Hey there fellow lumberjocks. I have been searching and searching for plans or ideas on how to make a carry case for my takedown shotgun to no avail. Maybe someone knows where I can find some plans or offer ideas. Thanks guys. 
Steve


----------



## Waldschrat (Dec 29, 2008)

The best solution for something like this is to design your own. Start with the basics (and this may seem obvious, but it is helpful at least for me): for example it must be soXsoXso bíg in size. It should not weigh more than X amount of Grams/kilos. It must be dust proof, but not water proof. It must have a carrying possibility… also, a handle or some sort of grip. It must be cushioned…. so on and so on.

Then take a note book sketch roughly the shape and size (roughly to scale) and figure out the best form. Then as you make a couple of good possiblilties… then you have to think how are you going to build it…. so what kind of joints, solid wood or plywood with expensive veneer. Depending also what kind of shop setup you have, to you have a table shaper, table saw, or a router.

Then draft it all out 1:10 and the joints and difficult to understand sections of your piece, from a 1:10 drawing, in 1:1. Thats the best way to avoid unpleasant suprises.

That is the way, my master taught me to design pieces. It works well, and you come out with mostly a personalized, unique piece when finished.


----------



## CharlieM1958 (Nov 7, 2006)

Nicholas gave some good advice.

Another thing to consider: My personal opinion is that a wooden case large enough and sturdy enough for a shotgun is going to be kind of heavy. If you are doing it mostly for show, that's great. But if you really plan to carry it around very much, I'd think twice.


----------



## North40 (Oct 17, 2007)

There are plans around for wooden breifcases. You might be able to start with a briefcase plan and adjust the dimensions for the shotgun.


----------



## nakinaw (Feb 23, 2009)

I have a breakdown shotgun. I think the case would be small enough, and as for light enough, I am thinking of using like a nice 1/2 inch plywood. Hopefully it wont be too heavy.


----------



## Waldschrat (Dec 29, 2008)

Charlie, have you been talking to my master again?

I really, really wanted to make a brief case out of wood, and he… well, lets just say my master was not pleased with the idea. He went on to list a number of things, but mostly emphazised the fact that it would be to heavy, and only really serve the purpose of representation-and not be very usefull on a day to day usage. i just had to type this comment because I heard it from my master once as well.
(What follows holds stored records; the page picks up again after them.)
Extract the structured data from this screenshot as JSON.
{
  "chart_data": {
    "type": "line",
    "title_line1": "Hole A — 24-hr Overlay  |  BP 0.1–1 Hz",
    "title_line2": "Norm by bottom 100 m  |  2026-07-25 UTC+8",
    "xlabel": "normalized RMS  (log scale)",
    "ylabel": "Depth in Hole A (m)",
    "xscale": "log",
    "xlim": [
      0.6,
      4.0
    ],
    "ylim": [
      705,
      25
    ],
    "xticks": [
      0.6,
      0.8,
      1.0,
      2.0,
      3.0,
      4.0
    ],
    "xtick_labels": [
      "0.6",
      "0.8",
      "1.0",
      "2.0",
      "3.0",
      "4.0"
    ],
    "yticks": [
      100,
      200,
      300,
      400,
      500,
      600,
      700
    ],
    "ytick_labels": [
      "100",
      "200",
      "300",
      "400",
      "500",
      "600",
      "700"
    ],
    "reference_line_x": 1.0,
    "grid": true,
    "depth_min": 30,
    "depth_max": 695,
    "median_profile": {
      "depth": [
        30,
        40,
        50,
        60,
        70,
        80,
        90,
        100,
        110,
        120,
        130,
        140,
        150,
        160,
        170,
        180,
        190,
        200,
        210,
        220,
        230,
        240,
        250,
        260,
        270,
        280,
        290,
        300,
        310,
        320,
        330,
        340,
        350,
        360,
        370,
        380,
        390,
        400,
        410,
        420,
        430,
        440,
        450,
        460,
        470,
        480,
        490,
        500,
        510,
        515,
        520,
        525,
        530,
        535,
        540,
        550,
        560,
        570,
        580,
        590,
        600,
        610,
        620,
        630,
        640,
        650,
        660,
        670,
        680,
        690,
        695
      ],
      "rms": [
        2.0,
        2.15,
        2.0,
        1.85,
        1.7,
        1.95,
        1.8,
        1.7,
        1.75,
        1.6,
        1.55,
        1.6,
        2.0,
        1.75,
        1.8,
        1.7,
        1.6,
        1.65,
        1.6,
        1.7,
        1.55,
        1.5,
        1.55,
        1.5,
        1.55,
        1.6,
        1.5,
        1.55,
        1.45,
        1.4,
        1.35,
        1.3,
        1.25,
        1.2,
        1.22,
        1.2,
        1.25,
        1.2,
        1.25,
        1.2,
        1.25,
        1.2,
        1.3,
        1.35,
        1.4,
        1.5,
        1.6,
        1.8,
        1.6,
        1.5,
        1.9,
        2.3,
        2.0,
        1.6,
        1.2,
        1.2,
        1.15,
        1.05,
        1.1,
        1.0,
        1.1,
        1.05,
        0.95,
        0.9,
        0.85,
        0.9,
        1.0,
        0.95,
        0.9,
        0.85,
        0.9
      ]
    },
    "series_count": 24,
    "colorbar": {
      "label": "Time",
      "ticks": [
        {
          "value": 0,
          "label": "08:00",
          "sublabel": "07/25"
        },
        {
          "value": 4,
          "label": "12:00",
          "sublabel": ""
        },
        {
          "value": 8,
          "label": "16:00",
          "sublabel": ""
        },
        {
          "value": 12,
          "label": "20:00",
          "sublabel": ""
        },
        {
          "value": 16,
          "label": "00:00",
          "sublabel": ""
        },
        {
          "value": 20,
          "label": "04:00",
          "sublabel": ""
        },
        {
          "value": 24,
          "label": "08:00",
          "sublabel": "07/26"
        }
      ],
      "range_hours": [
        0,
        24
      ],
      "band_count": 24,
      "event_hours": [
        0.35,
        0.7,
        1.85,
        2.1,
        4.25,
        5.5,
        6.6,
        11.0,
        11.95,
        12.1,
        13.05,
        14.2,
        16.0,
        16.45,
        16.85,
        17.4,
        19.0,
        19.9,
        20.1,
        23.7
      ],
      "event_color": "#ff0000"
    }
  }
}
The weight is something to consider, so probably light weight woods like cedar and then veneer over them… kind of old school but it looks good when done right and it is lighter than normal plywoods.

I am still in love with the idea, someday when he is not around…


----------



## CharlieM1958 (Nov 7, 2006)

Nicholas, I have often thought about making a briefcase as well. If you find a way to make it nice and liight, post your construction methods here and I will copy your ideas.


----------